Far from being philosophical discussion without any purpose, this all has very real implications within the story. MacLeod points out that the descendants of Singularity-uploaded humans may not regard regular ol' humans as all that necessary to keep around. We're just taking up space, using valuable matter that can be gobbled up and converted to smart matter. So for Ellen and crew, stopping the posthumans by any means necessary is simply a preemptive means of survival. Her disdain for anything involving electronics and AIs, the way that the Solar Union has stuck with chemical and mechanical computing, despite its speed trade-offs, to avoid computer viruses from the posthumans, is all very fascinating. MacLeod has created a possible future that is interesting, original, but also believable within the Singularity conceit.
Where The Cassini Division starts to falter is its dichotomous depiction of an anarcho-communist Solar Union and the anarcho-capitalist New Martians (along with similar non-cooperatives, nor "non-cos" scattered throughout the Union). It's not so much that I find these social setups unrealistic. But I find the way in which the members of these societies engage in offhand philosophical and economical debates about the relative merits of their systems somewhat stifling. It's almost Heinleinian. I get that you're excited because you have no money any more, but you don't have to point it out all the time. And why is everyone so obsessed with free love? Oh my god, it is a Heinlein novel! Run!

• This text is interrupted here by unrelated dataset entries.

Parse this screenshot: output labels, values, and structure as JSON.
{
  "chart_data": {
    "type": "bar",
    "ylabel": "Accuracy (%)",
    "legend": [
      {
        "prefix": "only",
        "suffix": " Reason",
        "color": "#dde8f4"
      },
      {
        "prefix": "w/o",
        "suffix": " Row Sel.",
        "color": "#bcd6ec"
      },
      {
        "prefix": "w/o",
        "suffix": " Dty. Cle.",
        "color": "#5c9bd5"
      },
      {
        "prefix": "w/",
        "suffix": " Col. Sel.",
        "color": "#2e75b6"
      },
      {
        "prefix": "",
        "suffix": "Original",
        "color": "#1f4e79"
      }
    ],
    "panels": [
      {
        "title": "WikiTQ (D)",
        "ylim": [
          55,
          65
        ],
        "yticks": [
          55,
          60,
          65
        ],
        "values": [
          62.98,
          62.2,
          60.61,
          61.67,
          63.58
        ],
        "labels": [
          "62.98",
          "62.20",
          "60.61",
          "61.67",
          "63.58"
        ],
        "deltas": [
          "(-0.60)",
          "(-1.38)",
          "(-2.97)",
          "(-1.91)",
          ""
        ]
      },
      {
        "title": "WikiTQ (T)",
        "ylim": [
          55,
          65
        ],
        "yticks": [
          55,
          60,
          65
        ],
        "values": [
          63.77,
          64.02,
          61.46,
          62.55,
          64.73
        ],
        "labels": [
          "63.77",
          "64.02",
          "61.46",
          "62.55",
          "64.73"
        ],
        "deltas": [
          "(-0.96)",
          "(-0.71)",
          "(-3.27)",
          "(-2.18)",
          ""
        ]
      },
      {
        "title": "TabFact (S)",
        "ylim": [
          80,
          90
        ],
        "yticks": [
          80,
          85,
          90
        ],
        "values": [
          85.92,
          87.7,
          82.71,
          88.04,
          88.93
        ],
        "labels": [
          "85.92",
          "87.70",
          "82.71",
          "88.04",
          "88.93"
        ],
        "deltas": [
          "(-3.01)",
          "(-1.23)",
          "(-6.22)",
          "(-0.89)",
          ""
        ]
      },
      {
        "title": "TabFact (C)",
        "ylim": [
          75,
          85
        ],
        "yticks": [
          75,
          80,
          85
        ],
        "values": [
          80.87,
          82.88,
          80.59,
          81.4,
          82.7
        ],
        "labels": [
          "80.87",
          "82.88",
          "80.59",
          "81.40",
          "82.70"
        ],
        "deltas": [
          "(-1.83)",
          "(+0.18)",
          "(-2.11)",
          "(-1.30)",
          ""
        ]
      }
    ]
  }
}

I also didn't care for Ellen all that much. She's not a sympathetic character. Her hard-line stance regarding AIs is interesting, but she just strikes me as uncomfortably genocide-happy. Her amoral adherence to the "True Knowledge" is creepy. I want to think this is intentional on MacLeod's part, just another way of depicting how different this society is. Still, it made me difficult to cheer for Ellen. The rushed resolution, the way she turns out to be right about everything after all and just conveniently manages to "fix" things (maybe) adds to my dissatisfaction.
The Cassini Division is the third book in a series. Nevertheless, it reads fine as a standalone. MacLeod lets you in on the historical details without hitting you over the head with them. I see now that I have the earlier books on my to-read list--but I don't think I'll bother, to be honest. This is the third MacLeod book I've read and the third I haven't enjoyed all that much. It's not the books so much as just my personal experience with his writing and his style, so you might enjoy them. Third time for me, however, proves not to be the charm.